Selasa 30 Apr 2019 18:20 WIB

Menko Darmin: Regulasi Fintech Harus Diperbarui

Regulasi fintech diperbarui untuk memitigasi risiko.

Rep: Adinda Pryanka/ Red: Nur Aini
Kasus penipuan Fintech (ilustrasi)
Foto: Republika TV/Havid Al Vizki
Kasus penipuan Fintech (ilustrasi)

REPUBLIKA.CO.ID, JAKARTA -- Menteri Koordinator Bidang Perekonomian Darmin Nasution menilai, regulasi mengenai teknologi finansial (financial technology/ fintech) harus diperbaharui.Tujuannya, memitigasi risiko yang muncul dari pemanfaatan teknologi tersebut.
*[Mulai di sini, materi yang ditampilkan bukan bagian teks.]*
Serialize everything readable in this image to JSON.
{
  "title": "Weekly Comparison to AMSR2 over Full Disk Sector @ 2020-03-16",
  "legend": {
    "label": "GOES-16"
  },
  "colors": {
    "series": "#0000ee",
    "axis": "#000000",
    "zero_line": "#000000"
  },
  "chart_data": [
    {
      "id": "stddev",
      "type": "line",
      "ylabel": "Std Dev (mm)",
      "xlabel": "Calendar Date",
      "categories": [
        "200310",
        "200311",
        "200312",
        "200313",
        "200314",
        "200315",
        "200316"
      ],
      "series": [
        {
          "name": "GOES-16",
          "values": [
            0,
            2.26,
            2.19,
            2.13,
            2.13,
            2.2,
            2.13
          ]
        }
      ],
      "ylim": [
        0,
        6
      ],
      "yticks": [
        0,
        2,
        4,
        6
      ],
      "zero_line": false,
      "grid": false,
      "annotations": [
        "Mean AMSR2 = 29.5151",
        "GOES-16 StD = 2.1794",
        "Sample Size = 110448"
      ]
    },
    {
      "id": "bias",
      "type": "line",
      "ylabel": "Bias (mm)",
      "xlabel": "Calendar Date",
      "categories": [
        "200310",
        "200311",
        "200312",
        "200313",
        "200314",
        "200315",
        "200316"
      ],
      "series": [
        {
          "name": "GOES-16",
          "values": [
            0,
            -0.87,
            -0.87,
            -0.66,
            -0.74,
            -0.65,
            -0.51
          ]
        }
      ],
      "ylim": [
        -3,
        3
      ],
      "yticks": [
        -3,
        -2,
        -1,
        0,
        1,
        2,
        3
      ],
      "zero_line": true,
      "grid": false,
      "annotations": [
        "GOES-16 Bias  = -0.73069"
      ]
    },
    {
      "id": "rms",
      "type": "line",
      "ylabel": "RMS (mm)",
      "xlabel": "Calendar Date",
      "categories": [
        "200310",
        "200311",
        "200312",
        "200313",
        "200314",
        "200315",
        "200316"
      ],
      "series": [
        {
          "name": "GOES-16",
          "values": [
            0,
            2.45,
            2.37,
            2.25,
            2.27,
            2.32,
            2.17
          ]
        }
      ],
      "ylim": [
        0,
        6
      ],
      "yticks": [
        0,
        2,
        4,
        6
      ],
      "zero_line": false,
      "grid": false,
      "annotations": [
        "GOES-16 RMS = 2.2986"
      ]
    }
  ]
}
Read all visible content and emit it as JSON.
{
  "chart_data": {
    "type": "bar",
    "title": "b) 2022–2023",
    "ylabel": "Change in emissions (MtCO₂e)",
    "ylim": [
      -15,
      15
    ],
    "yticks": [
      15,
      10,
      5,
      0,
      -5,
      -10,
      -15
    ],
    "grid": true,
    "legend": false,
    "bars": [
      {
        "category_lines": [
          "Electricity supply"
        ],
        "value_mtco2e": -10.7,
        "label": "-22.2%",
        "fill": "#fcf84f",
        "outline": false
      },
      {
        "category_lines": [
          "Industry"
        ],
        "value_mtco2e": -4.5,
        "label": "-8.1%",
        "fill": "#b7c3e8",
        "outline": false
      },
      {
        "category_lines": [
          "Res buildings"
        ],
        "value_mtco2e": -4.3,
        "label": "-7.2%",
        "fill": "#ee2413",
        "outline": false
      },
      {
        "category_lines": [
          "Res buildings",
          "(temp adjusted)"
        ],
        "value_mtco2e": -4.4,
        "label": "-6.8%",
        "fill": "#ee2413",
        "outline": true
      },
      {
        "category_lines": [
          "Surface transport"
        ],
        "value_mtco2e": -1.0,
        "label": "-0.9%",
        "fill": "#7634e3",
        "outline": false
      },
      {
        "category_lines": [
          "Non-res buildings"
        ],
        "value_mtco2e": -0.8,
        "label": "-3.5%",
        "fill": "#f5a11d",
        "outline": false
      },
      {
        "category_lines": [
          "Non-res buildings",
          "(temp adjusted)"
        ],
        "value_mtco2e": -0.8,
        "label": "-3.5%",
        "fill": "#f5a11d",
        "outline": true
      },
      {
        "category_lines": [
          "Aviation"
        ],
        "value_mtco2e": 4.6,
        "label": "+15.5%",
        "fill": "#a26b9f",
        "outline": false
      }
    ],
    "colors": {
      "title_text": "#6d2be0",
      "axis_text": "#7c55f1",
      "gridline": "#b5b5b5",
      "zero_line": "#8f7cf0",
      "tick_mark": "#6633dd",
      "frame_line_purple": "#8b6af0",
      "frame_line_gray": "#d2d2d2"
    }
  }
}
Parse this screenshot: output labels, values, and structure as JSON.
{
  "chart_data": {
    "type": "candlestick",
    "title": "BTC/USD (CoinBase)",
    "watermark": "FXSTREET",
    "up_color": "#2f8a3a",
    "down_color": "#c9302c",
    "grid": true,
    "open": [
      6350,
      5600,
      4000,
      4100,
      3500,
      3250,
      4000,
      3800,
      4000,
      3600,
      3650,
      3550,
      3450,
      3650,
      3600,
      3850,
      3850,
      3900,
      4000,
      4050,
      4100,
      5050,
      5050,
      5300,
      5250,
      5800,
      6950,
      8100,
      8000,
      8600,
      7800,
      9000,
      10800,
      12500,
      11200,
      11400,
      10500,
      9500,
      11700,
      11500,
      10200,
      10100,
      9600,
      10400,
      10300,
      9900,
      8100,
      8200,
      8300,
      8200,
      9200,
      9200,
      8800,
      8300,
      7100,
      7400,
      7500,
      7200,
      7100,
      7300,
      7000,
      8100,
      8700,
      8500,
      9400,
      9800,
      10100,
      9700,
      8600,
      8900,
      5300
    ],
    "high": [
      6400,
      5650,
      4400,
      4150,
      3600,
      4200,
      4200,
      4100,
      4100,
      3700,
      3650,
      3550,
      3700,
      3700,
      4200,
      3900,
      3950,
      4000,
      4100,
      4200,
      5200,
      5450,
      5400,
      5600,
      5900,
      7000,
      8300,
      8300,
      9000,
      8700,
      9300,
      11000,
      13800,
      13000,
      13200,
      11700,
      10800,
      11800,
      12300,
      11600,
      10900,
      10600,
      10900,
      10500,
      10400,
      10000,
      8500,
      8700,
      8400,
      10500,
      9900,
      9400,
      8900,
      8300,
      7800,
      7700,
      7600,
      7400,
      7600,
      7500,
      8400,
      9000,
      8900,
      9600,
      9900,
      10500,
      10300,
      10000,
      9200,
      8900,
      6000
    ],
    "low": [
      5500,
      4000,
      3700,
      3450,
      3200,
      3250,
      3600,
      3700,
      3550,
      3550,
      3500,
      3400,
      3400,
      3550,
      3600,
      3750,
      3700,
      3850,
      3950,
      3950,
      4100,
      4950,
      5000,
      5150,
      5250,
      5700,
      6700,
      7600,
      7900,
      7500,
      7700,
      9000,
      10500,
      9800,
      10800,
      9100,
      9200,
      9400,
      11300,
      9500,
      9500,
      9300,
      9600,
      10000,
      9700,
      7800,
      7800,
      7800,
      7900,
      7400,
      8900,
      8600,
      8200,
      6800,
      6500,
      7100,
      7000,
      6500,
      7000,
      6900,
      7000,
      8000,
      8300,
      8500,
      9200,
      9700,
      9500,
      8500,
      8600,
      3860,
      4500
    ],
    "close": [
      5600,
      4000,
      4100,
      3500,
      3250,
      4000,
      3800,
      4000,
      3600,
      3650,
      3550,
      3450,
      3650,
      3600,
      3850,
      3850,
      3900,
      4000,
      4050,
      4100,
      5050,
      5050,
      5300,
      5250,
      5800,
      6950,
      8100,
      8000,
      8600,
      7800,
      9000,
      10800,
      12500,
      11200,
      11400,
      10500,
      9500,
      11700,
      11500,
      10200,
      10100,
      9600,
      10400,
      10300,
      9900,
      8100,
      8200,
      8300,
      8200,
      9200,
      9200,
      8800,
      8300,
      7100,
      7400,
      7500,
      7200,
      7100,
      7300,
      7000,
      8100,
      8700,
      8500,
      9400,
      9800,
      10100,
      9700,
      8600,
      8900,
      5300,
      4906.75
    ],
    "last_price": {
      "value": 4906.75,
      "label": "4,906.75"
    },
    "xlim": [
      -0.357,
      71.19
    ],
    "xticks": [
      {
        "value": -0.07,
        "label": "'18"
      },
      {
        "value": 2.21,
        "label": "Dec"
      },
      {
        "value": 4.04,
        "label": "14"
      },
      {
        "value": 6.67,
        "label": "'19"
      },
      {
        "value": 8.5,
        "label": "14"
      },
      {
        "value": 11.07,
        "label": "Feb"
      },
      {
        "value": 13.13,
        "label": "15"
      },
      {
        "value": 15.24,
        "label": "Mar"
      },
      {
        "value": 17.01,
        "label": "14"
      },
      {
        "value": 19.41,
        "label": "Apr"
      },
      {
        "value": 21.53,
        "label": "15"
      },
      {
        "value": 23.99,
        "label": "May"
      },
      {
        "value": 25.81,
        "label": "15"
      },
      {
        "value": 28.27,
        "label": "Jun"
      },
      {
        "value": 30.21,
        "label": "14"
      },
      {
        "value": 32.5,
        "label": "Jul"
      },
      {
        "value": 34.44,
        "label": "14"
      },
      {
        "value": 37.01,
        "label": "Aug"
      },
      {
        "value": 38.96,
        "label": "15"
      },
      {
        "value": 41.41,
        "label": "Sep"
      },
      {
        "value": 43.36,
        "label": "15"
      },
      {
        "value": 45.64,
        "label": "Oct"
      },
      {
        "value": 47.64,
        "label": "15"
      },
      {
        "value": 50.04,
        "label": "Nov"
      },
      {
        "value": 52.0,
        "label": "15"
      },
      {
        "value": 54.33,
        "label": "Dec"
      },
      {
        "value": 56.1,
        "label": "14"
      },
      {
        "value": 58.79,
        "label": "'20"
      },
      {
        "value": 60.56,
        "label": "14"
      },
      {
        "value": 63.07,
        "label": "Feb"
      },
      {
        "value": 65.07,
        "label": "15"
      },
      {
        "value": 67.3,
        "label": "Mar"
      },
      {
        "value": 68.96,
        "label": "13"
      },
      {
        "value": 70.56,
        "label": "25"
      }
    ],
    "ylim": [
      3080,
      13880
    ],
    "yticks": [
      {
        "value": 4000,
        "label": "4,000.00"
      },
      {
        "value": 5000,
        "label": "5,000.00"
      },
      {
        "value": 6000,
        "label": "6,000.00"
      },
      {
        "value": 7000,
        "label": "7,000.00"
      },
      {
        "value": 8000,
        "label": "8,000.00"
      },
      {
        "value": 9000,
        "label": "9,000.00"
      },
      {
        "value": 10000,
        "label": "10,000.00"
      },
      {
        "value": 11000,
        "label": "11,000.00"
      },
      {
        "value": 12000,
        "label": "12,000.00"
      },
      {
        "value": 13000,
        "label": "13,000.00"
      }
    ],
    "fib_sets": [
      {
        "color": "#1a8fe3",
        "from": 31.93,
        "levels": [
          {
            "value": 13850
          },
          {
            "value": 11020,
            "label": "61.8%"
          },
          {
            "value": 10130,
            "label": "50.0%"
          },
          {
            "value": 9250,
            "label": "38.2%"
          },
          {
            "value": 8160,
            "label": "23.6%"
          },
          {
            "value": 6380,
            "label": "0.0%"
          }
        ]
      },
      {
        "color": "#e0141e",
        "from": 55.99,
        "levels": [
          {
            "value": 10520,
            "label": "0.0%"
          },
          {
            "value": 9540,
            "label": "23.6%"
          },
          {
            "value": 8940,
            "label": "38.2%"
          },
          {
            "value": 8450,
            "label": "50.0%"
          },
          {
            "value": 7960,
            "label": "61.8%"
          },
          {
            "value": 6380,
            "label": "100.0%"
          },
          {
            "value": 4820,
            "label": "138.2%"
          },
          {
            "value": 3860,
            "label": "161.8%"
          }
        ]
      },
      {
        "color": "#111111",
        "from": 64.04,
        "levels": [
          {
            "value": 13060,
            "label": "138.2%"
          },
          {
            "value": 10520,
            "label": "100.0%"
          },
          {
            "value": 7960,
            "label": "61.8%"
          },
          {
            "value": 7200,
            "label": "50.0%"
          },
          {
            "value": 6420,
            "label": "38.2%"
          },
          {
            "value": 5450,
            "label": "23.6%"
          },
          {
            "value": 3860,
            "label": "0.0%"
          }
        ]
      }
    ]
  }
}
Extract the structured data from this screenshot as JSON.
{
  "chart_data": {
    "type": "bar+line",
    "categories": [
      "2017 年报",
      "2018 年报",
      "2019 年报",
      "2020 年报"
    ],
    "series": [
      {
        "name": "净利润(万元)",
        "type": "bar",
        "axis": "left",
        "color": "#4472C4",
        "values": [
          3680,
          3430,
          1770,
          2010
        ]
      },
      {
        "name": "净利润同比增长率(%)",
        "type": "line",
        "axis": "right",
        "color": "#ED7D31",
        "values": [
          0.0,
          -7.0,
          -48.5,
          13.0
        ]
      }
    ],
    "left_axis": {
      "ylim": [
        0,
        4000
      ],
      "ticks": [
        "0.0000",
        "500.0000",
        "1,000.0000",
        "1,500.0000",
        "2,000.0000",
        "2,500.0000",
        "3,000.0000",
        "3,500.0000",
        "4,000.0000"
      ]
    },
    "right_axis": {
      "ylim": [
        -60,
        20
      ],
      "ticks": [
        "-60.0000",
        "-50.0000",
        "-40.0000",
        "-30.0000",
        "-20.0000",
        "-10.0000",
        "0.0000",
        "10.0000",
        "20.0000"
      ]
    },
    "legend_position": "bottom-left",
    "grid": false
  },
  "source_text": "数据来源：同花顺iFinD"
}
Darmin menjelaskan, otoritas terkait harus bergerak ke kerangka peraturan yang lebih ringan, dinamis, dan adaptif. Peraturan yang dibuat harus mencoba menyeimbangkan peran kebijakan dan regulasi untuk memberikan kepastian hukum. "Sekaligus melindungi konsumen dan mendorong inovasi," ujarnya dalam siaran pers yang diterima Republika.co.id, Selasa (30/4). 

Baca Juga

Saat ini, Darmin menjelaskan, Indonesia dihadapkan pada realita bahwa teknologi digital telah digunakan pada seluruh aspek kehidupan dan pembangunan mulai dari sektor perdagangan, transportasi, pertanian, hingga keuangan.

Pemanfaatan digital menciptakan peluang bisnis melalui platform sharing ekonomi, bahkan dapat meningkatkan inklusi keuangan melalui beragam layanan fintech berkembang. Tapi, di sisi lain, perkembangan ini meningkatkan risiko tindak kejahatan berupa penyalahgunaan data pribadi, cyber crime, hingga praktik pencucian uang.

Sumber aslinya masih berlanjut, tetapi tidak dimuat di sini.